Implications for clinical practice and future research

Taken together, when using the CCQ in primary care patients with COPD one should be aware of the considerable differences between the originally described scale structure,3 and the structure that was discovered in the present study. On the basis of the present results, we recommend the use of an alternative, shortened version of the CCQ containing six items on dyspnoea and cough to screen for exacerbations.

To develop a questionnaire that measures the full range of clinical impairment related to COPD, the use of both qualitative and quantitative methods is essential. For this purpose, the relevant aspects of perceived functional impairment should be obtained from focus group interviews with patients and health-care workers (including COPD experts, nurses and pulmonologists). Subsequent appropriate statistical methodology, i.e., factor analyses followed by reliability (internal consistency, test–retest) and concurrent and convergent validity analyses, should guide the process of item reduction and structure development. The guidelines even state that ‘a questionnaire is not considered valid until the statistical properties have been tested’.26 The methodology that was used to develop the CCQ does not meet all of these criteria. For example, no statistical procedures or techniques were used to guide and validate the process of item selection and determining scale structure; instead this process was based on experts’ opinions. As a consequence, the original scale structure was not confirmed by factor analysis and some items appeared not to be relevant.

Strengths and limitations

The key strengths of the present study design are the use of both confirmatory and exploratory factor analyses to determine the latent structure of the CCQ. Furthermore, both studies were conducted in relatively large samples of patients with COPD who were diagnosed according to the GOLD guidelines.

Limitations of the study include the relatively low response rate and the inclusion of primary care patients only, which may bias the results and limit generalisation to more severe patients; however, the CCQ was developed primarily for use in primary care as reflected in the patient population included by van der Molen et al.3 In addition, there might be some overlap between the two samples that were combined. However, the second study sample was relatively small (N=85) and their data were collected 2 years after the data collection of the first sample had finished.
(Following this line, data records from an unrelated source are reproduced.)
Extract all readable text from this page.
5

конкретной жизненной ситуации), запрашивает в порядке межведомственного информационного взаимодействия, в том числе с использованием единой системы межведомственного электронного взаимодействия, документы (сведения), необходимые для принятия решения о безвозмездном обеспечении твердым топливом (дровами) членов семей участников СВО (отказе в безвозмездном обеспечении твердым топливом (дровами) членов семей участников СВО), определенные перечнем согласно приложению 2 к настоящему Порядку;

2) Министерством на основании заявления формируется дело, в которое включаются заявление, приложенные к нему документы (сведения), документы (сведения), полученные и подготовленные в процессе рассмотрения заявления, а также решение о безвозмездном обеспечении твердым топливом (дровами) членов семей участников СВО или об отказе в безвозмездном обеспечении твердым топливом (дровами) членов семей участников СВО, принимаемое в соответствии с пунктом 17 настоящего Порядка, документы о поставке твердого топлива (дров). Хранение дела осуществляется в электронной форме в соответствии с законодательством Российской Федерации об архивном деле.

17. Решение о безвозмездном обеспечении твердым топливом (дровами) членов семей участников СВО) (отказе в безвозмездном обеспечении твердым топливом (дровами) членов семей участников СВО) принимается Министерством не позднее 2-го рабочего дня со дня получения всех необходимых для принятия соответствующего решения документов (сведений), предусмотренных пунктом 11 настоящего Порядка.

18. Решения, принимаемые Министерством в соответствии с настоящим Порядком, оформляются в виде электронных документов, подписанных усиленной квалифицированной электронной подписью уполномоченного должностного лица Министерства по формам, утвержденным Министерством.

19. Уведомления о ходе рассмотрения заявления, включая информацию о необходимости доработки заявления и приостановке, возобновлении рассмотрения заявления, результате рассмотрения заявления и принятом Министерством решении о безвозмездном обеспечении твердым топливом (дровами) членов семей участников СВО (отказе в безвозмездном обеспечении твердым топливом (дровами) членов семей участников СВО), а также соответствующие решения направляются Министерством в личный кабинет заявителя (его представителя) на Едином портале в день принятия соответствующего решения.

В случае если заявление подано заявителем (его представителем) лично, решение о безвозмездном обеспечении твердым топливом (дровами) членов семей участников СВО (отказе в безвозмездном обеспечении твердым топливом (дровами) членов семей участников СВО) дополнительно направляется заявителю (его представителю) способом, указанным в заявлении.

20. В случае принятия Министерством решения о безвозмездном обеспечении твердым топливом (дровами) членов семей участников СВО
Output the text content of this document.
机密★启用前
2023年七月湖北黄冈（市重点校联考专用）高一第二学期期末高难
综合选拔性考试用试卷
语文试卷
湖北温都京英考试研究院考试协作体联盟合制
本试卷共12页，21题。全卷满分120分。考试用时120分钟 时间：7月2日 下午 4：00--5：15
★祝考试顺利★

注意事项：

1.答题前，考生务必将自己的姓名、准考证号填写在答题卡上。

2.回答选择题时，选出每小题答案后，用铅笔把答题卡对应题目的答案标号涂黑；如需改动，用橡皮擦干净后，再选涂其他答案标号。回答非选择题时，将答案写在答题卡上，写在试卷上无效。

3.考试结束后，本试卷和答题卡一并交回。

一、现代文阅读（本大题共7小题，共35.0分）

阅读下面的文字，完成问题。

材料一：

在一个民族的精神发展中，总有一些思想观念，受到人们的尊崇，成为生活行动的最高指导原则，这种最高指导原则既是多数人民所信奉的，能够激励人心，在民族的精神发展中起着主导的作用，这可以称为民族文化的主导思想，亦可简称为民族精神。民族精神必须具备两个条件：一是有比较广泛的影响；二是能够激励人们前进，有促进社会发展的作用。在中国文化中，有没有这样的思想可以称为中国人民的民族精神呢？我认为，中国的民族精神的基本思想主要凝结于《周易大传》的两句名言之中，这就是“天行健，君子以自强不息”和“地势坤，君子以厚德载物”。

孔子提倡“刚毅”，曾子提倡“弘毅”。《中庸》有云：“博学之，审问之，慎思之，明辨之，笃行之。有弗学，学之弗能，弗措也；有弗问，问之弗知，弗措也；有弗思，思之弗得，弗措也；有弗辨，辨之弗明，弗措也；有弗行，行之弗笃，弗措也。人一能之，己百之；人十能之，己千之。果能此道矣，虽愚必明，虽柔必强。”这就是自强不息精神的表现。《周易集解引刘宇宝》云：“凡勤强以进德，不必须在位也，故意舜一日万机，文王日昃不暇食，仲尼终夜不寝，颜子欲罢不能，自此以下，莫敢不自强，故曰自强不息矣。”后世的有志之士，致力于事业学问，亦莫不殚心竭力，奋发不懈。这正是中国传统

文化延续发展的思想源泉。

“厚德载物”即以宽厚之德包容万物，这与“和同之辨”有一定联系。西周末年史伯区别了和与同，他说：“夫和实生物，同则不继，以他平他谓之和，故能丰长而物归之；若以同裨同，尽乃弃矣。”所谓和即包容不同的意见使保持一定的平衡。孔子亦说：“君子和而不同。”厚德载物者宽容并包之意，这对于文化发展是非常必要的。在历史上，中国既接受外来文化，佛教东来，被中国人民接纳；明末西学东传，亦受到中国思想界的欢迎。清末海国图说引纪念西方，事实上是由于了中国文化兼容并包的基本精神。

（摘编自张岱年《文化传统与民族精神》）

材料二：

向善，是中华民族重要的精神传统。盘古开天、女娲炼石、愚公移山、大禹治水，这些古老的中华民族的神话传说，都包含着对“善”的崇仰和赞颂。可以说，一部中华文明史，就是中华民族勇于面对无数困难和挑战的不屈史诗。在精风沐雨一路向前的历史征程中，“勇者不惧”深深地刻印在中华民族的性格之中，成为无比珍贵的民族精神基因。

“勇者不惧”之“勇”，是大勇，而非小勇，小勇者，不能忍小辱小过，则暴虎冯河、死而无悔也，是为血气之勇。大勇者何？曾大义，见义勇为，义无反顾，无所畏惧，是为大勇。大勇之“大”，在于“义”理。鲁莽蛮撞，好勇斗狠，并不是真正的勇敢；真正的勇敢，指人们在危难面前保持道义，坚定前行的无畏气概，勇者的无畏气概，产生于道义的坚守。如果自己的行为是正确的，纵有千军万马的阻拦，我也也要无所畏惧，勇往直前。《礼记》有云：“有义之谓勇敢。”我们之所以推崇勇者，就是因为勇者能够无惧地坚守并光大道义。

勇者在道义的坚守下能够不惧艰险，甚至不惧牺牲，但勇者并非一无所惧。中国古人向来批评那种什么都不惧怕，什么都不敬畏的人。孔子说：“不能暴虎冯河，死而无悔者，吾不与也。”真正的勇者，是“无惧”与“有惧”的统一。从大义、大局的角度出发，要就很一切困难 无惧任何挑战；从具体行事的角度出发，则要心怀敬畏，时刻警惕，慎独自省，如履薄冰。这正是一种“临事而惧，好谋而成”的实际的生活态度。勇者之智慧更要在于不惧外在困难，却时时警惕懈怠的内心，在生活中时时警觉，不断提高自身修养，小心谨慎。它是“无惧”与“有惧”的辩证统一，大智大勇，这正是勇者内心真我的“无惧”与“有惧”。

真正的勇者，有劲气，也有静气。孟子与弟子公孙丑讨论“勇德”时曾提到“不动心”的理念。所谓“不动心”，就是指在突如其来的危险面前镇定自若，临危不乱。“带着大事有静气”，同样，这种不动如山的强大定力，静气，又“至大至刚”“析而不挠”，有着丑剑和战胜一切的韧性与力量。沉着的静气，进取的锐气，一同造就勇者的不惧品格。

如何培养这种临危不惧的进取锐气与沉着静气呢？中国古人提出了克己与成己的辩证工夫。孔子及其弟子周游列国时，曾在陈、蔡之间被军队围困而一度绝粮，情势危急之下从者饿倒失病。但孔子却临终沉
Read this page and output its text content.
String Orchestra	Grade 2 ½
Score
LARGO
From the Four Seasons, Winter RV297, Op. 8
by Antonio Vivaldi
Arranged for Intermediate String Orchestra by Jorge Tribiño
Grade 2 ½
This study revealed a clear two-component structure of the CCQ that, in a shortened version, could be an excellent instrument to screen for patient-reported exacerbations of COPD. Future research should further validate the stability and test–retest validity of the CCQ dimensions in primary care patients and in patients with advanced COPD. Our findings clearly support the potential usefulness of the CCQ to screen for exacerbations of COPD as a major patient-reported outcome measure.